Однажды я прочитал чье-то мнение, что смерть Матиаса произошла по моей вине. Дескать, я подменыш, дьявол заменил мной настоящего ребенка. Матиаса пытались вразумить, но он не хотел возвращаться к настоящему ребенку и остался с Кнутом, которого считал своим настоящим ребенком. Матиас был одержим дьяволом. Я не знал ни одного животного, называемого дьяволом, потому что этот вид не был представлен в зоопарке. В другой статье журналист утверждал, что я истощил жизненную силу Матиаса. Вероятно, речь шла о молоке, которое я пил каждый день. Говорили, что на похоронах Матиаса присутствовали только самые близкие. Меня не позвали. Я не знаю, что именно люди делают на похоронах. Возможно, во время церемонии родные умерших ощущают близость к покойному. Но никто другой не был так близок с Матиасом, как я, а меня не пригласили, и причина навсегда осталась мне неизвестной.
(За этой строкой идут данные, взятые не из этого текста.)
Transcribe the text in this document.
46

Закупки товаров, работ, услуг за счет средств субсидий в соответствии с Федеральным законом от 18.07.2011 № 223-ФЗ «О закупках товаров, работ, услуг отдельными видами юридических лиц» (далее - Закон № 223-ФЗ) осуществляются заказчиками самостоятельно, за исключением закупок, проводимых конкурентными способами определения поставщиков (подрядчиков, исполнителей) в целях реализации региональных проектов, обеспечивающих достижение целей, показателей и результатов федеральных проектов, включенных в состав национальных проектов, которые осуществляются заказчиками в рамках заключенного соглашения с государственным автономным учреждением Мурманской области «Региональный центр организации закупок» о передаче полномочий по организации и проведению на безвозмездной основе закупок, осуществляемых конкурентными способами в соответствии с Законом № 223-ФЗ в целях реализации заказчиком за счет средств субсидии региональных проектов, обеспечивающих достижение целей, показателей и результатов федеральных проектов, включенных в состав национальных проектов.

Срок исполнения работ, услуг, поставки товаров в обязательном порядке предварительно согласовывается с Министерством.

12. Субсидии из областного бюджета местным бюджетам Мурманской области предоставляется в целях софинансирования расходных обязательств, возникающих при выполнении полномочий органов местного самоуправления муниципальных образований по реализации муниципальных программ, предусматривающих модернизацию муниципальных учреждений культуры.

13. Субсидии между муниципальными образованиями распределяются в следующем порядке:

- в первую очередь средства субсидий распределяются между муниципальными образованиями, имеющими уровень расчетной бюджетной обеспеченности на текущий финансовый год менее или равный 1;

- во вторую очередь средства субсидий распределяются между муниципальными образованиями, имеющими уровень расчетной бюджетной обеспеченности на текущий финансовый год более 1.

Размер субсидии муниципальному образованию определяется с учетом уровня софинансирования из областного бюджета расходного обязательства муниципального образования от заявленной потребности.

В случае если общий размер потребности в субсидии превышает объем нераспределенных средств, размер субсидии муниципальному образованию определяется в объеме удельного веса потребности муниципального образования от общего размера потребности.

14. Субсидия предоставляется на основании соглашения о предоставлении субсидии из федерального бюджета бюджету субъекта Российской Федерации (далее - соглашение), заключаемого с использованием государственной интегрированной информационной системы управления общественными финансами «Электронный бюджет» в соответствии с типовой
Я читал интервью с Кристианом, в котором он говорил: «Матиас переживал хронический стресс». Опять этот стресс. Стресс обвиняли в том, что мать отвергла меня, а Матиас потерял жизнь, но зверя под названием «стресс» не существует. По крайней мере, в нашем зоопарке. Должно быть, это фантастическое животное, которое люди выдумали, как будто им мало реальных зверей. Я хотел бы поговорить на эту тему с малайским медведем, но, поскольку был разлучен с Матиасом, мне не разрешали одному гулять по зоопарку, и я больше не мог ни с кем беседовать. Находясь в отдалении от других зверей, я был вынужден сосредоточивать внимание на звуках, которые производят растения. Шелест листьев на деревьях успокаивал меня, хоть я и не понимал их языка. Воздух снаружи был горячим даже в тени. Температура моего тела поднималась при малейшем движении, и я чуть не взрывался. Приходилось спасаться от жары в бассейне.

Когда я входил в воду, публика аплодировала и наставляла на меня фотоаппараты. Я так и не мог догадаться почему. Купание быстро надоедало мне. Видимо, посетителям тоже было неинтересно наблюдать за скучающим медвежонком. Количество зрителей за последнее время резко упало. Как-то дождливым утром на меня смотрел один-единственный человек. Он не отрывал взгляда ни на миг, даже когда его руки неуклюже раскрыли черный зонтик и подняли его над головой. Порыв ветра донес до меня запах человека, и он показался мне знакомым. Кто же это? Я вытянул нос как можно дальше, нетерпеливо принюхался, сделал глубокий вдох. Это был Морис, ночной заместитель Матиаса. В былые времена он читал мне книги. Я мотнул ему головой, и Морис помахал мне.

После смерти Матиаса начались неприятности. Больше всего на свете мне хотелось закутаться в черное одеяло скорби и в одиночестве проживать свою боль, пока она не улетит от меня, но вместо этого мне приходилось всеми конечностями защищаться от мирского зла. Одной из самых больших проблем было наследство. А я и не подозревал, что Матиас мне что-то завещал. Как я мог претендовать на чьи-то деньги, если не получал даже своей доли в прибыли, которую приносил зоопарку? Тяжба шла не между мной и зоопарком, а между двумя зоопарками. Они спорили по поводу того, что принадлежало мне по закону, но меня даже не вызвали в суд в качестве свидетеля. Мне оставалось только следить за процессом в газетах и с каждым днем опускать голову все ниже. Зоопарк в Ноймюнстере, в котором жил мой отец Ларс, подал в суд на Берлинский зоопарк, зарабатывавший на мне большие деньги, и претендовал на семьсот тысяч евро прибыли. Я потерял аппетит, когда увидел карикатуру, на которой мое тело превращалось в значок евро. В другой статье рассказывалось о ядовитом шоколаде, якобы посланном мне в подарок.